The tiny medical ward at the heart of the ship was a tight fit. Beckwith and Rogers stayed in the corners, trying to keep out of the way. The nursing unit, named “Mom” by the crew, moved anxiously around the prone figure of Paul Foster. Her three multi-jointed arms independently, whirring and whining as innumerable electric motors and hydraulic screw-drives worked in unison. When either Dr. Beckwith or Captain Rogers got in the way, Mom politely bleeped and waited for them to move.

Technical officer Paul Foster lay on a stainless steel table.

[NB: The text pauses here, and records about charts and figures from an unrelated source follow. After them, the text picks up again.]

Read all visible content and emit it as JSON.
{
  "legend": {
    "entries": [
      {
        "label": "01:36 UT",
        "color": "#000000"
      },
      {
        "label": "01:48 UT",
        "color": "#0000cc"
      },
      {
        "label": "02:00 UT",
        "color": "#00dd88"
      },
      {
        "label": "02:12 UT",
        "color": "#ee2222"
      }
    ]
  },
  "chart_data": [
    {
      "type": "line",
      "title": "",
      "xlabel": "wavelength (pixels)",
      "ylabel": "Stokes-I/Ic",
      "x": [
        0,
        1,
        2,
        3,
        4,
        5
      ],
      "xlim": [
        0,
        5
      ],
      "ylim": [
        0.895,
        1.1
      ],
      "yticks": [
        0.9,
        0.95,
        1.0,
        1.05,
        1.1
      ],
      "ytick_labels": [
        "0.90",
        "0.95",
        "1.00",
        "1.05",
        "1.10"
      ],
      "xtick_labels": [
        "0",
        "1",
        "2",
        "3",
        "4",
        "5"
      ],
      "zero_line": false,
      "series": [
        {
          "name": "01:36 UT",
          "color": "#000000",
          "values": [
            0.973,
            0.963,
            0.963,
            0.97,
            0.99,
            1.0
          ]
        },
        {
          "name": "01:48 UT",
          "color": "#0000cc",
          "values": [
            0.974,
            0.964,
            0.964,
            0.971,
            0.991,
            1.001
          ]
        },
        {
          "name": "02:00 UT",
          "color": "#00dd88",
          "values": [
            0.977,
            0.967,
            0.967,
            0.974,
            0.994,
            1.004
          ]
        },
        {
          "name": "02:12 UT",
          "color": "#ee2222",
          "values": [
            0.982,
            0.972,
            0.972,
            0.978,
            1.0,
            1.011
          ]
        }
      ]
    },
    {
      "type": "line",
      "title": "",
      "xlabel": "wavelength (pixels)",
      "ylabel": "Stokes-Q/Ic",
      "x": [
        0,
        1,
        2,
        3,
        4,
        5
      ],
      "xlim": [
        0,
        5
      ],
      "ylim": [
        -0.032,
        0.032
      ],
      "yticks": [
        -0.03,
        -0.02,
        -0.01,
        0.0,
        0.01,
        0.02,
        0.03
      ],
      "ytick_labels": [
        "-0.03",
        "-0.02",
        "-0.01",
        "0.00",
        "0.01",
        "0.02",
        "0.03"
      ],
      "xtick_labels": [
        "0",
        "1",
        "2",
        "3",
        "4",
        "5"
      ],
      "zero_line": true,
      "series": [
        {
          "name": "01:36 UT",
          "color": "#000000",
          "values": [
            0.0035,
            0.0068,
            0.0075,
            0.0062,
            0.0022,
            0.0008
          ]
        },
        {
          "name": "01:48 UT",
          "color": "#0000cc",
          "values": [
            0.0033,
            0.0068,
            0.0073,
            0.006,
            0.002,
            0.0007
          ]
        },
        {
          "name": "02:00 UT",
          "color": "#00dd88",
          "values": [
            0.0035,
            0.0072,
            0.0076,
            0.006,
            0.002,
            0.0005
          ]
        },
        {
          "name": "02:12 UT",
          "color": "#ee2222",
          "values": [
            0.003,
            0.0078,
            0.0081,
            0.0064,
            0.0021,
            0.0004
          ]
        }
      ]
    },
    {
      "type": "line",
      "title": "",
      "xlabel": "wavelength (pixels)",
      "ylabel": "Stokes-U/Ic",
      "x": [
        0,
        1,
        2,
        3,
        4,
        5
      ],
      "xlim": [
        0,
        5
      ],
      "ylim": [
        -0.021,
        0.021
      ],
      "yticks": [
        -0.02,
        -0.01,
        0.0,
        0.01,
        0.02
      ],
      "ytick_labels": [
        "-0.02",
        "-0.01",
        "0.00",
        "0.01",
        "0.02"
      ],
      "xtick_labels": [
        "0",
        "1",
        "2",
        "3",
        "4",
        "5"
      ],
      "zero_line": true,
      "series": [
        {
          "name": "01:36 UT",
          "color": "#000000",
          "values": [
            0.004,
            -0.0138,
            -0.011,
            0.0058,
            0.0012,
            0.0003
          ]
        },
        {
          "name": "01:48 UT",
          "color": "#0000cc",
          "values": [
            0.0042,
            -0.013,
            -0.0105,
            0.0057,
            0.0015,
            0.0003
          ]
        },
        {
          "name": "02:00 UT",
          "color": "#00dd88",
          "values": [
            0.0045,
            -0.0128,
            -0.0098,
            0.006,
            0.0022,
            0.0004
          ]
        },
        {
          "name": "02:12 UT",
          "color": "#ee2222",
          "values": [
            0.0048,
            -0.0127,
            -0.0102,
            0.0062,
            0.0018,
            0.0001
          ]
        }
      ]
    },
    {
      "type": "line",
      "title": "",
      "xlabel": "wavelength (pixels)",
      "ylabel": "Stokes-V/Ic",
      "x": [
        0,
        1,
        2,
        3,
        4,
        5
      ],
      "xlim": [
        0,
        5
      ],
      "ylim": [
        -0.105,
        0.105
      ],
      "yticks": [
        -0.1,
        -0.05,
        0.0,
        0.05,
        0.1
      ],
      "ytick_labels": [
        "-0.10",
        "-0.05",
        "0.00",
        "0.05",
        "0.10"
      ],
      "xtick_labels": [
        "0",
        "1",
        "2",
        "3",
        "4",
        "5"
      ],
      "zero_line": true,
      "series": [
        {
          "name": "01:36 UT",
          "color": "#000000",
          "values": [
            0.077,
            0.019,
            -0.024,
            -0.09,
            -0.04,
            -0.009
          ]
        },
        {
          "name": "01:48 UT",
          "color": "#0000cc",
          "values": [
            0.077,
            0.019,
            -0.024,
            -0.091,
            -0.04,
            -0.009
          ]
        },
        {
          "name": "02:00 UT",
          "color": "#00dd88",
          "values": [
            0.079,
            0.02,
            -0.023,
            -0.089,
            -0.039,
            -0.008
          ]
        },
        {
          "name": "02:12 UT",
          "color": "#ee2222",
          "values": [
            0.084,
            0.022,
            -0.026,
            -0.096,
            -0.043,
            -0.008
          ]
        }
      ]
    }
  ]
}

A thin sheet of sterile white paper separated his body from the metal. Tubes and sensory wires ran from where they were taped to pale, bloodless flesh up to a panel of self-monitoring devices that hung in festoons from the ceiling. As they watched, an IV bottle dribbled the last of its liquid contents down the tube leading into Foster’s bloodstream. A soft alarm went off, which was immediately acknowledged by Mom. Within twenty seconds the robot had replaced the bottle with a fresh one.

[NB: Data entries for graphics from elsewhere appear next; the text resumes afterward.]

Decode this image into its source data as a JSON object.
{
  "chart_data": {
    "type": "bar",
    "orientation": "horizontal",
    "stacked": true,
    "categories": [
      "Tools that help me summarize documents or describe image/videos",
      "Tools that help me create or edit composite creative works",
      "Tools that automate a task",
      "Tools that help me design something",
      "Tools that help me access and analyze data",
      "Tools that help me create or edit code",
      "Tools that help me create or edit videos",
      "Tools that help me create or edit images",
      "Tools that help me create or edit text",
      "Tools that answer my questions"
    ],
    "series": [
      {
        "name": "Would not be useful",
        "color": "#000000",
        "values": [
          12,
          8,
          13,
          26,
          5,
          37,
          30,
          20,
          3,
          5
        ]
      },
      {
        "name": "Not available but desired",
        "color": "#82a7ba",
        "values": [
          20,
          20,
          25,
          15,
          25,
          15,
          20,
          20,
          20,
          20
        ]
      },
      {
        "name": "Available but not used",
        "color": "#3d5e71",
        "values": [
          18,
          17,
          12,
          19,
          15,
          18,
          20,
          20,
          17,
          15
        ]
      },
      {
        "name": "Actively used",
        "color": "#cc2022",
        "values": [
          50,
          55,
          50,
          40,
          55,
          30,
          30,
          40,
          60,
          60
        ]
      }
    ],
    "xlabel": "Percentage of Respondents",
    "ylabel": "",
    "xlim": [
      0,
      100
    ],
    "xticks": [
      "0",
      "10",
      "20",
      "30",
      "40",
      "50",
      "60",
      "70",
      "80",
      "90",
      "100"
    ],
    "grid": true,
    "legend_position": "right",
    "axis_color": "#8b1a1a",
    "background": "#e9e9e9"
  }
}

“He doesn’t look good,” commented Rogers. “I think-”

“It’s just the anesthetic-don’t think that he’s dying.”

Rogers shook his head. “Why can’t Mom just take that thing off him? Look at that-just look and think about what that must be like.”

Foster’s eyes were half-open, but glazed and obviously unaware. His dead-white arms were strapped to the steel table, so that he would not injure himself. On his exposed right thigh crouched an earth-colored lump about the size of a golf ball. Faint red lines traced up Paul’s leg from the insect, showing where its feeding apparatus were inside his arteries.

“Mom can’t just pull it off,” explained Beckwith. “See those cilia, those hair-like things around the base of it? If we even touch the carapace, it injects toxins.”

His neck twinged again, a twinge of guilt. He shook his head dismally. “I warned him, I warned them all not to use repellant that first day.”

He should have worked harder to impress the crew with his theory, but he hadn’t known what would happen. How could he have known? He squirmed inside his ill-fitting pressure suit. He rubbed the painful, itching knuckles of his left hand against the underside of the operating table, feeling the stiff fabric of his glove rasp on swollen flesh.